Beyaz Saray Ulusal Güvenlik Konseyi ise Mısır’ın teklifi hakkında yorum yapayı reddetti. Biden yönetiminden bir görevli esir takasında çok fazla fikir ortaya atıldığını, bir fikre gereğinden fazla değer vermenin hata olacağını söyledi.
Mısır geçen hafta İsrail, Hamas, Katar, ABD ve Filistin Yönetimi’ne bir plan sundu. Mısırlı yetkililere göre bu teklif İsrail ve Hamas arasında ateşkes anlaşması yapıldıktan sonra Gazze’de kurulacak teknokratik yönetime geçiş hükümetine kapı açacak.
Bir yandan Hamas’ı da içine alacak geçiş hükümeti kurulması İsrail’in Hamas’ı kökten yok etmek amacıyla çatışıyor, Filistinli mahkumların serbest bırakılması ise İsrail’in aşırı sağcı hükümeti için sorun teşkil edebilir. İsrail adına ilk esir takası müzakerelerine katılan Gershon Baskin “Bu anlaşma Hamas için zafer demek, dolayısıyla İsrail’in yeşil ışık yakması gerçekten zor” diyor.
Ancak Hamas’ın da teklife sıcak baktığı söylenemez.

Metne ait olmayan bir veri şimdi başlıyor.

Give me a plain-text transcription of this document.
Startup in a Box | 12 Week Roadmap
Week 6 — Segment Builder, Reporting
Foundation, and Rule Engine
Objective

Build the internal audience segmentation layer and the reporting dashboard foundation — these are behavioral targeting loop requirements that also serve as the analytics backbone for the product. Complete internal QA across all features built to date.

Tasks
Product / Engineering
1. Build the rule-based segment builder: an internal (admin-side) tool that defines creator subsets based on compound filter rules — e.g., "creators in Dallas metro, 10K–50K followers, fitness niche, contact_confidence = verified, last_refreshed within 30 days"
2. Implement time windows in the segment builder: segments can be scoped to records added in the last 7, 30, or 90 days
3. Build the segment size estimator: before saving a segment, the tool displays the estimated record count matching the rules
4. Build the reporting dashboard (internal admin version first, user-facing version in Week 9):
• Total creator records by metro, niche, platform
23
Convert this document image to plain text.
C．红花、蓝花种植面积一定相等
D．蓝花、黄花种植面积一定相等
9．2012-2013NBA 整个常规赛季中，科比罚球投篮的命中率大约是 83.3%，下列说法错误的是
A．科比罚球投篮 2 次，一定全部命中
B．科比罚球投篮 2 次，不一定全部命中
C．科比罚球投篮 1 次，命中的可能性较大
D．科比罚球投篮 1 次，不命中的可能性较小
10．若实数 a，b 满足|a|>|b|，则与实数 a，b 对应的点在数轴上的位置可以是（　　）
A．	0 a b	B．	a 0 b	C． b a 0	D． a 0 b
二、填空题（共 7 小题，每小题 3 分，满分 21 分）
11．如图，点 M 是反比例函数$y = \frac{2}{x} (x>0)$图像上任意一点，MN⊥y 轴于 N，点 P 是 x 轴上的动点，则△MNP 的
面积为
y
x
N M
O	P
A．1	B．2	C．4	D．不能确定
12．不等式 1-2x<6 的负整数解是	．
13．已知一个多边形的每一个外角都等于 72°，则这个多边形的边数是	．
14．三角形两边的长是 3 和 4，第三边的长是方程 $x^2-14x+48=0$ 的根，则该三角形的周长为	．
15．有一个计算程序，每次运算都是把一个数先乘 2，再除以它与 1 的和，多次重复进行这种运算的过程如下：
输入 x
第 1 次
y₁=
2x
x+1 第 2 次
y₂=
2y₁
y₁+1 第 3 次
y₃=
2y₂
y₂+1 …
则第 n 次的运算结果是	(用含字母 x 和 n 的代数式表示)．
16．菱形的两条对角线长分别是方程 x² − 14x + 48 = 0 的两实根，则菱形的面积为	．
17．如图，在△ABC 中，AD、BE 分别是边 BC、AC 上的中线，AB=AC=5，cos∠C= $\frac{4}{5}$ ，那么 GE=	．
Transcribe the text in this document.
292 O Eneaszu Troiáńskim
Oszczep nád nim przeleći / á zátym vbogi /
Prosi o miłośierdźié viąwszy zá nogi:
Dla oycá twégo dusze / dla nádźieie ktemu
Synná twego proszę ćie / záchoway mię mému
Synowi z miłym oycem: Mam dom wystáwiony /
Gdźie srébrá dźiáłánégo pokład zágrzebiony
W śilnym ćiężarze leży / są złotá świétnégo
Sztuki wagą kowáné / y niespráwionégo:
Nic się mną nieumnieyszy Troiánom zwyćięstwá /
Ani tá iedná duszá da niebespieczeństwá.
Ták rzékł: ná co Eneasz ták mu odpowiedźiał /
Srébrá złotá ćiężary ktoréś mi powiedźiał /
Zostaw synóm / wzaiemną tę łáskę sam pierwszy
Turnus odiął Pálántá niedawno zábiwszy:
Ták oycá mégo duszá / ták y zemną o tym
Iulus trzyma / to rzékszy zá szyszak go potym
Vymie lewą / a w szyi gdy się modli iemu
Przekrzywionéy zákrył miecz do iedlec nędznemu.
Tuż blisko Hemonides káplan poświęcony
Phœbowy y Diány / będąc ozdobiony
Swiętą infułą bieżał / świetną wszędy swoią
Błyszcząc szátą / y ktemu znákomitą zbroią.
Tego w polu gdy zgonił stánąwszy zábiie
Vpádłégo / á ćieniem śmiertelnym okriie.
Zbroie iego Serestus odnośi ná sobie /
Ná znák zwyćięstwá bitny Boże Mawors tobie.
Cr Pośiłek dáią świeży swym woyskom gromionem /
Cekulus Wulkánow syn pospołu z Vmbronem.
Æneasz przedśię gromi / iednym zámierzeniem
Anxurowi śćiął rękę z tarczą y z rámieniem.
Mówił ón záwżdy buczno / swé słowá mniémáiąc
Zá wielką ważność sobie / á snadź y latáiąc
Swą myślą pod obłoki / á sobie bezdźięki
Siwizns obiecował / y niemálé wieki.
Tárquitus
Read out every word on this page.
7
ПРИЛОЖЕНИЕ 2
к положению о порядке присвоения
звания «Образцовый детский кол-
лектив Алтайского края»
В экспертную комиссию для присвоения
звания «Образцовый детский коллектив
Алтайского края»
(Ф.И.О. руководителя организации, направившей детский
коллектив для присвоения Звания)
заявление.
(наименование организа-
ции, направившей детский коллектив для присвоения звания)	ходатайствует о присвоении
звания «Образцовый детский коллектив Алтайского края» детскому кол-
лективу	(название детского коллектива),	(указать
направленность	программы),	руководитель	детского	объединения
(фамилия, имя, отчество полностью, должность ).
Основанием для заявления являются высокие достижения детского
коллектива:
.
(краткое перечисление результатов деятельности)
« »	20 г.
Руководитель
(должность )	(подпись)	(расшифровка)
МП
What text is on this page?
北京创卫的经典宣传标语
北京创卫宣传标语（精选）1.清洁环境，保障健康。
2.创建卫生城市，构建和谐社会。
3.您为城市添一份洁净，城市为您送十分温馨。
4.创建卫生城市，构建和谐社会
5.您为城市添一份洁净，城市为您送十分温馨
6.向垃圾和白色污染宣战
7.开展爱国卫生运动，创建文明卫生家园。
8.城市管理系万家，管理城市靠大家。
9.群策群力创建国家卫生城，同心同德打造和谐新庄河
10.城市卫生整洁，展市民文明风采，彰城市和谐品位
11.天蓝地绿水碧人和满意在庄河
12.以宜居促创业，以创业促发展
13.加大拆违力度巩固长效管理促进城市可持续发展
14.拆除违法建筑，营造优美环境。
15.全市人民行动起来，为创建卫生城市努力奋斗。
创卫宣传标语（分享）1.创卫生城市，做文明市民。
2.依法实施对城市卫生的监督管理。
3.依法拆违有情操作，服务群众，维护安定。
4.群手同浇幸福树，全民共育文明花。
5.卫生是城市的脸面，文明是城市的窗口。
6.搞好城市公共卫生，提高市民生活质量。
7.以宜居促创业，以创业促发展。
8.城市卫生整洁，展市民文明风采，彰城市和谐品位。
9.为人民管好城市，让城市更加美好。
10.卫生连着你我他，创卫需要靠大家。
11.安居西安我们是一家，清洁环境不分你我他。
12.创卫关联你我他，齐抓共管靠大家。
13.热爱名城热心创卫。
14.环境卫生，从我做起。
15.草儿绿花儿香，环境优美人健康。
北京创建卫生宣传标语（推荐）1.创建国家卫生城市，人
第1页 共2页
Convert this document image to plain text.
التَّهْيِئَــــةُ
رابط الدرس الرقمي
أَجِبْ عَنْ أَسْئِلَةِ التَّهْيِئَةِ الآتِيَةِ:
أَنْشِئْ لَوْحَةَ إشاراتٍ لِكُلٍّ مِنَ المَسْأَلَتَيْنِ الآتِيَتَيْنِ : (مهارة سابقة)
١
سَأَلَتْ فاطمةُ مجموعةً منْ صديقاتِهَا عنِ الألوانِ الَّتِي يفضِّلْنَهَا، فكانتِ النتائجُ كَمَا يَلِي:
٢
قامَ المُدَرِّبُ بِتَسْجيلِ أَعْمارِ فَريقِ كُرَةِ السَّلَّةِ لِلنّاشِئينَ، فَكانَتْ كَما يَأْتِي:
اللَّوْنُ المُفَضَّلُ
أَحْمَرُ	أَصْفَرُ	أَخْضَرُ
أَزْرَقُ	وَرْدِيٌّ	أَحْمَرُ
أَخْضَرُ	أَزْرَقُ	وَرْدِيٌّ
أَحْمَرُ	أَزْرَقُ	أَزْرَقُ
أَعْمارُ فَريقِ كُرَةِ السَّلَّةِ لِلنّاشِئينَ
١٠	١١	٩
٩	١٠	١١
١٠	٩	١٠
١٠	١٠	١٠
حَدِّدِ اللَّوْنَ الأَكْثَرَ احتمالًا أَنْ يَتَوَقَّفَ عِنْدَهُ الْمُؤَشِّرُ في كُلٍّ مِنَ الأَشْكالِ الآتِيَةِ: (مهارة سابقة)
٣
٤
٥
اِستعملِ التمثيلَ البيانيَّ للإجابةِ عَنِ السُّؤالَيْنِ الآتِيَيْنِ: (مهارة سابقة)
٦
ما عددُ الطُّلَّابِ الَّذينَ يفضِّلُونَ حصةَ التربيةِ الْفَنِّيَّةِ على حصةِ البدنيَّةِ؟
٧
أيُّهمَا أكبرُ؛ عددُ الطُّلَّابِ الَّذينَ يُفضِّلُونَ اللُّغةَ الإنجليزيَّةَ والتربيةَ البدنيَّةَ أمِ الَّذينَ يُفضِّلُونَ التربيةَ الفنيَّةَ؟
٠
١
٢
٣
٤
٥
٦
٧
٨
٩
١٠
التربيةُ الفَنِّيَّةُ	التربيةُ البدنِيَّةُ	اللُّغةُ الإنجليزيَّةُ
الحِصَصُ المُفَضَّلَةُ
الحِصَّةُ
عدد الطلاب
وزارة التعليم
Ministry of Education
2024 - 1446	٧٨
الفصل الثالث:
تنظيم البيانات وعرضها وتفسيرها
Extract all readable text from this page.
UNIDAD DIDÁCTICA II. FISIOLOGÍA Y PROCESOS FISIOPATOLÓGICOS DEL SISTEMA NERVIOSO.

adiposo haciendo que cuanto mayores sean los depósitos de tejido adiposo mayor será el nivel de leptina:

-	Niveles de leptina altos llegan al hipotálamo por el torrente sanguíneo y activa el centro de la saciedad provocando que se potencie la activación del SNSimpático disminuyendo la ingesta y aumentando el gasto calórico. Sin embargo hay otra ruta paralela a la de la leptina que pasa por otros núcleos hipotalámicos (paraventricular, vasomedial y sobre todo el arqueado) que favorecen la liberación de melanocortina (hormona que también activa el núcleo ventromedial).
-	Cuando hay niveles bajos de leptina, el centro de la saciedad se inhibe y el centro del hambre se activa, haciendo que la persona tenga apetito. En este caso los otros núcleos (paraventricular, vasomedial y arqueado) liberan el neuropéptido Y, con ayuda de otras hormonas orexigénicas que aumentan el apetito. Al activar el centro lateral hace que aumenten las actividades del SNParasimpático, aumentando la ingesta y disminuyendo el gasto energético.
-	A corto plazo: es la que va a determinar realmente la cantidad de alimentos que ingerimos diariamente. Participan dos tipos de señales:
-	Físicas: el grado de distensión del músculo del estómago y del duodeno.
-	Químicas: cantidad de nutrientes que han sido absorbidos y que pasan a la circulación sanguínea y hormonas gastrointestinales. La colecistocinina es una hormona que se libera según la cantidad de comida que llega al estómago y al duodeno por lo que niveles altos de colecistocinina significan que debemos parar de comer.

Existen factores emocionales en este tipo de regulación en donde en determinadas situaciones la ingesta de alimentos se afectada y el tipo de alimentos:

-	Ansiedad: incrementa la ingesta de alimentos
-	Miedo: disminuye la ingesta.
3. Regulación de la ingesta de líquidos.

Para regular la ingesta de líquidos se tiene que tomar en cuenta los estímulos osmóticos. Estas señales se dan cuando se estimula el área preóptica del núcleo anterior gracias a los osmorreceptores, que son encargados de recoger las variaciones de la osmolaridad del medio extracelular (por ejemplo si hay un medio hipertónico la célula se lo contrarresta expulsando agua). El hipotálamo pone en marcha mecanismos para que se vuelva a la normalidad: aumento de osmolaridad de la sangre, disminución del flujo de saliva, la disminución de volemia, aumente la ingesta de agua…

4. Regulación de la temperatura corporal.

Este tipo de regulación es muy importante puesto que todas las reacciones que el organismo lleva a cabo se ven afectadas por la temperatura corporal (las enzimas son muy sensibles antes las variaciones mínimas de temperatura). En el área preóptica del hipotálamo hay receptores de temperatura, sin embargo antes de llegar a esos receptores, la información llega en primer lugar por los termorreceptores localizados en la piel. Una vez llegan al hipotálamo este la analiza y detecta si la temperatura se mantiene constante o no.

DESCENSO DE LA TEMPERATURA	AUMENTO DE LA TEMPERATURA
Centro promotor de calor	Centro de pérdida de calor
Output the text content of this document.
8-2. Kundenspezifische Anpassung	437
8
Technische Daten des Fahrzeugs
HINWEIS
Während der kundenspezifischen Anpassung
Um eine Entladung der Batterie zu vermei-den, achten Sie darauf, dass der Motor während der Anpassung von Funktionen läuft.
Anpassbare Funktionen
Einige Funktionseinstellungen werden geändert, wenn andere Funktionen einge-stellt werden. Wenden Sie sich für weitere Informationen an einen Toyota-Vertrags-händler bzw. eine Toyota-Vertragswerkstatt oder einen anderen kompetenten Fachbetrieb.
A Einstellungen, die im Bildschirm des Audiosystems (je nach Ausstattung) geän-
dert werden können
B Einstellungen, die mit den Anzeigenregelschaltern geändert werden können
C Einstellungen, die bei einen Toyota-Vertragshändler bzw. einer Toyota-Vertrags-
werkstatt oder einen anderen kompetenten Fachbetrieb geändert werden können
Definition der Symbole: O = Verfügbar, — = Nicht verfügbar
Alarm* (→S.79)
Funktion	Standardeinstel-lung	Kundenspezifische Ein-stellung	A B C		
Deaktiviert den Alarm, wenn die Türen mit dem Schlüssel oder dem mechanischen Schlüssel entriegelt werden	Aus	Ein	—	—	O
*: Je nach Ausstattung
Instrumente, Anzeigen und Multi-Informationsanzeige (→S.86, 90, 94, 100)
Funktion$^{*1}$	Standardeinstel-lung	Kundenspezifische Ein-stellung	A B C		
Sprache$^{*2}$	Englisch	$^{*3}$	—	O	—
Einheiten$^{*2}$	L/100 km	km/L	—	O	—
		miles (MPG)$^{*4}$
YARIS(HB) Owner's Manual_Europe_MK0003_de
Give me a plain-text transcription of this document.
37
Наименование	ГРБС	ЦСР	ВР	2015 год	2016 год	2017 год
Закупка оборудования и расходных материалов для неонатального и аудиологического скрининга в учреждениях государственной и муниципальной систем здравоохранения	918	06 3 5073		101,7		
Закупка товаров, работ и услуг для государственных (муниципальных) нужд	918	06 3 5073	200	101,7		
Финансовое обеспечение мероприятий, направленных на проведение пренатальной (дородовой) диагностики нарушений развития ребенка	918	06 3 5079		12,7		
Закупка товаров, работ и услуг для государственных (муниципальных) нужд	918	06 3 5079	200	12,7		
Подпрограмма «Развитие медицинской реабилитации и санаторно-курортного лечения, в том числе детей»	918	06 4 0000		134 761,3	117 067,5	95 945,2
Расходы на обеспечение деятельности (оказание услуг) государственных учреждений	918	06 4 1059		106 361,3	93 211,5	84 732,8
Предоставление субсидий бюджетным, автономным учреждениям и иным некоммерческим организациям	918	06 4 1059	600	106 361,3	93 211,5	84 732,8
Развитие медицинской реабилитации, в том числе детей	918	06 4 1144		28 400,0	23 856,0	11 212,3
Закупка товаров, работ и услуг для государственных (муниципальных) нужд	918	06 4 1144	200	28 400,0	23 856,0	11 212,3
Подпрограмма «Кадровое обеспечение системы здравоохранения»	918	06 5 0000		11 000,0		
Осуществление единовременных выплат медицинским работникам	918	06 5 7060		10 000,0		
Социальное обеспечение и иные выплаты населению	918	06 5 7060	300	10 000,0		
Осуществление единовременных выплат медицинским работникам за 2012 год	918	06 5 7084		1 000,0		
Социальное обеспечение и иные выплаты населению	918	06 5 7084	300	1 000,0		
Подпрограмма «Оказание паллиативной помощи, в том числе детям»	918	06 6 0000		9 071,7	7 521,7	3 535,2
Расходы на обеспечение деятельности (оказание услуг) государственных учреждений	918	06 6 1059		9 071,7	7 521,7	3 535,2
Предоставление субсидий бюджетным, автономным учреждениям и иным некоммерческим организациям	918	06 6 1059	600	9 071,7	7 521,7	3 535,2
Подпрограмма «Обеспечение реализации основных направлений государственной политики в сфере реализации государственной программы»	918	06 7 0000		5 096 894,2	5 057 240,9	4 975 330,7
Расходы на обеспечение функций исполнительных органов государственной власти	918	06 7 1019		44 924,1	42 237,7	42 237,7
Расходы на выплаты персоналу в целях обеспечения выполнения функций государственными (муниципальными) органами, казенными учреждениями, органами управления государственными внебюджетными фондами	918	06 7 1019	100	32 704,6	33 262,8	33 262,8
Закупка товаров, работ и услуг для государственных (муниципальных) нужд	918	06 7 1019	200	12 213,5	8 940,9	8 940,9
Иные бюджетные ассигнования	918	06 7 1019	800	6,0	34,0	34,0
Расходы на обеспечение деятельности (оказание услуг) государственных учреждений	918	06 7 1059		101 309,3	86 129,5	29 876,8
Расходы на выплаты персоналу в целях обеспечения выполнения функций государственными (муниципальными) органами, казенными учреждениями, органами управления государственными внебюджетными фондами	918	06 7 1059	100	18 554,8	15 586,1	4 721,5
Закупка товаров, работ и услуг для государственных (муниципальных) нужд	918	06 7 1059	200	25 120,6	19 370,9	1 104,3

Hamas’ın Gazze’deki lideri Yahya Sinvar bu zamana kadar kontrol altında tuttuğu Gazze’nin yönetimini başka partilerle paylaşmayı kabul edecek gibi görünmüyor.
Netanyahu, Gallant’ın Mossaf şefiyle tek görüşmesine izin vermiyormuş
Bunlar olurken Kanal 12’den ilginç bir haber geldi. Kanalın hükümet kaynaklarına dayandırdığı haberine göre Netanyahu Savunma Bakanı Yoav Gallant’ın Gazze’deki rehinelerin serbest bırakılması çabalarını görüşmek için Mossad Şefi David Barnea ile kendisi olmadan toplantı yapmasını engelliyor.
Kanal 12’ye göre Netanyahu’nun Gallant’ın üst düzey güvenlik yetkilileriyle görüşmesini engelleme hakkı yok, ancak kendisinin katılmadığı toplantılara Barnea’nın dahil edilmesini yasaklıyor. Haberde Gallant’ın Barnea’yı en az iki kez toplantılara davet ettiği, ancak bakanın başbakanlık ofisinden bu davetlerin tasvip edilmediği yönünde mesajlar aldığı belirtiliyor.
Netanyahu’nun böyle bir kısıtlama getirmesinin ardındaki sebebi ise Ynet haber sitesi yazmış. Buna göre Gallant Barnea’ya rehinelerin serbest bırakılması konusunu görüşmek üzere Paris’e yaptığı gizli bir seyahatten döndükten hemen sonra başbakanı bilgilendirmeden önce gelip kendisini bilgilendirmesini emretmiş, bu da Netanyahu’yu öfkelendirmiş.
Gallant tarafı bu konu hakkında bir yorum yapmazken Başbakanlık Ofisi Gallant ve Barnea’ya böyle bir kısıtlama uygulanmadığını açıkladı. Bununla birlikte ofisten yapılan açıklamada rehine ve kayıplar konusunda nasıl bir politika izleneceğine savaş kabinesinin karar verdiğinin altını çizdi.